Das Konzept "Nur Ja heißt Ja" versucht einen anderen Blick auf sexuelle Handlungen zu werfen und dass die Grenze zwischen Sex und Übergriff nicht auf Abwehr beruhen soll. "Ja heißt Ja" ist die Folgeforderung von "Nein heißt Nein", mit dieser sollte noch klargemacht werden: Ein Nein muss reichen. Man muss jemanden nicht mit aller Kraft wegschieben müssen oder sich aus einer Umarmung winden, dass beim anderen ankommt, dass man etwas nicht möchte. Ein schlichtes Nein oder eine andere Abwehr, die nicht physischer Natur sein muss, ist die Grenze.

Keine Reaktion möglich

Doch es hat sich gezeigt, dass das gerade bei sexualisierten Übergriffen nicht so leicht ist.
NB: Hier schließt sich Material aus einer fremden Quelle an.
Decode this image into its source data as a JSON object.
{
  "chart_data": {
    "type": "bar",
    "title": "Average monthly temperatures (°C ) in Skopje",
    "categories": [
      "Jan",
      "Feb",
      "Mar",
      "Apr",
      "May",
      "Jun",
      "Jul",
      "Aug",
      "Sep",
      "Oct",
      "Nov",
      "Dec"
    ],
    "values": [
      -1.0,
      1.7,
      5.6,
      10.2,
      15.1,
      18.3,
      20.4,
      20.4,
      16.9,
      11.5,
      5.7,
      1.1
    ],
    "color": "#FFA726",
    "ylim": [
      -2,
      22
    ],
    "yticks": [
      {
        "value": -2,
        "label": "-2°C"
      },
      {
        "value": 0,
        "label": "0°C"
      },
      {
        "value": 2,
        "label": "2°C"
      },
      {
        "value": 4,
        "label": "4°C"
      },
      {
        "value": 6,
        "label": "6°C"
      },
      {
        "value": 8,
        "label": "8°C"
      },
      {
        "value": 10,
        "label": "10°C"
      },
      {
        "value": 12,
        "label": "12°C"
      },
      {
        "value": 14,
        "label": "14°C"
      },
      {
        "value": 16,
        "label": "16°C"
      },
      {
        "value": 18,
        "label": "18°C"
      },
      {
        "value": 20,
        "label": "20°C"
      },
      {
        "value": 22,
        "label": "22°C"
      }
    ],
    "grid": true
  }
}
Betroffene fühlen sich – insbesondere wenn es ein Machtverhältnis gibt – oft von der Situation völlig überfordert und können nicht reagieren. Fachleute sprechen diesbezüglich von "Freezing", also das völlige Erstarren in einer Gewaltsituationen – und den Opfern weder eine verbale oder physische Abwehr möglich ist. Das ist eine Reaktion auf eine akute Bedrohung von der Betroffene von sexualisierter Gewalt oft berichten. Psychiater:innen erklären das mit einer unbewussten Risikoabwägung bei Gefahr.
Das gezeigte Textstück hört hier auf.